2–3% people of European ancestry carry 2 copies (are homozygotes); they have about a 60% chance of developing Alzheimer’s by the age of 85y compared with a 10–15% chance of the background population.
APOE4 genes seem to have greater penetration (impact) in women.

APOE4 and HRT use

The UK BIOBANK analysis study showed that cumulative lifetime exposure to oestrogen was associated with increased ‘brain ageing’ (based on the appearance of brain tissue rather than measuring cognitive impact). Subgroup analysis showed that early HRT starters had less brain ageing than late starters, but this was only apparent in APOE4 carriers (Hum Brain Mapp.2020;41(18):5141).

A subsequent UK-based observational cohort study compared the impact of HRT on the cognitive function of APOE4 carriers with non-carriers (Alzheimer’s Research and Therapy 2023;15:10). The study included 1178 women, of which 368 were APOE4 carriers. It obtained each participant’s HRT treatment data, assessed cognition using a battery of neurophysiological tests and measured medial temporal lobe volume (the ‘cognitive’ area of the brain which shrinks in Alzheimer’s). It found:

The 31 APOE4 carriers who took HRT scored more highly in cognitive testing and had larger medial temporal lobe volumes than the 337 non-HRT users.
Earlier initiation showed greater impact on brain volume.
No significant impact of HRT was seen in non-APOE4 carriers.

The results show that HRT use is associated with better cognition in (a small number of) APOE4 carriers, and this benefit may be greater if HRT is introduced earlier.

In conclusion

This doesn’t prove that HRT prevents dementia in genetically-prone women, but it presents an interesting avenue of research, particularly if a follow-up RCT demonstrates similar benefits. We don’t currently test for APOE4 status in the NHS, although it is possible to seek testing privately in the UK (and you can buy a kit online!).

What does this all this mean in practice?

Don’t use HRT solely to prevent dementia.

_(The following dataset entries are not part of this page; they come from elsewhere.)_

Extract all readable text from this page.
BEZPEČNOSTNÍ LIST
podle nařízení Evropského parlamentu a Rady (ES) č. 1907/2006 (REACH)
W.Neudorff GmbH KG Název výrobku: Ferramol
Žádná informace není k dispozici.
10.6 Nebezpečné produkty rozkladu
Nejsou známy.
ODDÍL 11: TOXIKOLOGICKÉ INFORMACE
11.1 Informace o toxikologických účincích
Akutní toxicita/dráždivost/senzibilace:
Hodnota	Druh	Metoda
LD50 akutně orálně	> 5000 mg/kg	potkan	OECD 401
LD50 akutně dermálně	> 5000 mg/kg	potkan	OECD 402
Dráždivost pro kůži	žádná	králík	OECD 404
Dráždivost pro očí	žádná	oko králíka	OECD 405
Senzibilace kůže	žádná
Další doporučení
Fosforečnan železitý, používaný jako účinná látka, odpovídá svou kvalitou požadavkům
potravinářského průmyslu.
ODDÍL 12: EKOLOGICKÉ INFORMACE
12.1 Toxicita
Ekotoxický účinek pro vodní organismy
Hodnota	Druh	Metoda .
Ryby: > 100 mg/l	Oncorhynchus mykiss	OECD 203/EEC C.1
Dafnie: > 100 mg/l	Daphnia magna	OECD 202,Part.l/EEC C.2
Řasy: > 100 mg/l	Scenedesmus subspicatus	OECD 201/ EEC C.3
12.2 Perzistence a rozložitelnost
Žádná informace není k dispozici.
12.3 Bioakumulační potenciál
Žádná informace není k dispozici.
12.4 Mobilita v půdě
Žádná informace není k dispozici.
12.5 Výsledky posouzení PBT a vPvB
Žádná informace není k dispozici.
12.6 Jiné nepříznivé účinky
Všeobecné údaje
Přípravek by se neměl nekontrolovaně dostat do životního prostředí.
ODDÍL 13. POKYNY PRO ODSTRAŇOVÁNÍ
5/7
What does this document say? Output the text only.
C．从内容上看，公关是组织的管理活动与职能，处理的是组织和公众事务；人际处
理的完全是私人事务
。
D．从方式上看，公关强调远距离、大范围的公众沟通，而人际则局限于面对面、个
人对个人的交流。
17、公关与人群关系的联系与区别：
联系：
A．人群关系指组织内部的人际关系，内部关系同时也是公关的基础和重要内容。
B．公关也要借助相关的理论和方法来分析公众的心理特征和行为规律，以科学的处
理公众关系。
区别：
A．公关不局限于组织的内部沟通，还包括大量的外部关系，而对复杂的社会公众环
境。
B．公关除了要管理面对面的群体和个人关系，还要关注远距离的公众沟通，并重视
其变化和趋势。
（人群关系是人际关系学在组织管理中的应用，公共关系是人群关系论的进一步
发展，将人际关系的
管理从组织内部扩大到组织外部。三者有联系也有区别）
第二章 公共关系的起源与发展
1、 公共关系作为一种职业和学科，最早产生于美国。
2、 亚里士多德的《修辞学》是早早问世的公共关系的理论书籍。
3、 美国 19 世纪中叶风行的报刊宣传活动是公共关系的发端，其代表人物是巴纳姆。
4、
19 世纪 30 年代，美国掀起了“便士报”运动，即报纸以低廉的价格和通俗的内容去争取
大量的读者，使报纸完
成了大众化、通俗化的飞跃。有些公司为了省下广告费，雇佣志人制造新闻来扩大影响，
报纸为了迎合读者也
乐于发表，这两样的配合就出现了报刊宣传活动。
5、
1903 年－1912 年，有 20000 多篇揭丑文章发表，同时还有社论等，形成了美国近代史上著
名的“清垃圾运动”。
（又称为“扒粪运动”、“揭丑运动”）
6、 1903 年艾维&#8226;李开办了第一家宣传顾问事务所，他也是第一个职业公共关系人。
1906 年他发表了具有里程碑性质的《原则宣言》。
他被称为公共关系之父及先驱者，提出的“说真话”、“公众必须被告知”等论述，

The British Menopause Society concludes that, based on current evidence, HRT:

Is unlikely to increase the risk of dementia or have a detrimental effect on cognitive function in women initiating HRT before the age of 65y.
Should NOT be initiated for the sole purpose of improving cognitive function or reducing the risk of dementia in postmenopausal women.
Should NOT be used for primary or secondary prevention of dementia (Optimising the menopause transition: Joint position statement by the BMS, RCOG and SfE on best practice recommendations for the care of women experiencing the menopause).

Encourage optimal cognitive health

An International Menopause Society guidance article on decision-making and counselling menopausal women about cognition reminds us of the importance of lifestyle advice in dementia prevention:

Around 40% of dementia is due to modifiable risk factors.
Menopause consultation should include advice and interventions to reduce cardiovascular risk (heart health is head health!).
We should also encourage maintenance of social engagement and connectedness (social isolation can increase risk of cognitive decline in older age).
Remember to exercise the brain: reading, learning or developing new skills all increase cognitive reserve!

(Climacteric 2022;25(6):570)

Menopause, HRT and cognition

‘Brain fog’ – or subjective cognitive impairment – is a common menopausal symptom, and may be partly related to other menopausal symptoms such as insomnia, vasomotor symptoms or anxiety.
There is no evidence that HRT treats menopausal cognitive symptoms.
Women with premature ovarian insufficiency are at increased risk of dementia, and this risk is mitigated by taking HRT until the age of natural menopause.
Although some research shows that oestrogen has a positive effect on some aspects of brain function, there is no conclusive evidence that HRT prevents or causes dementia.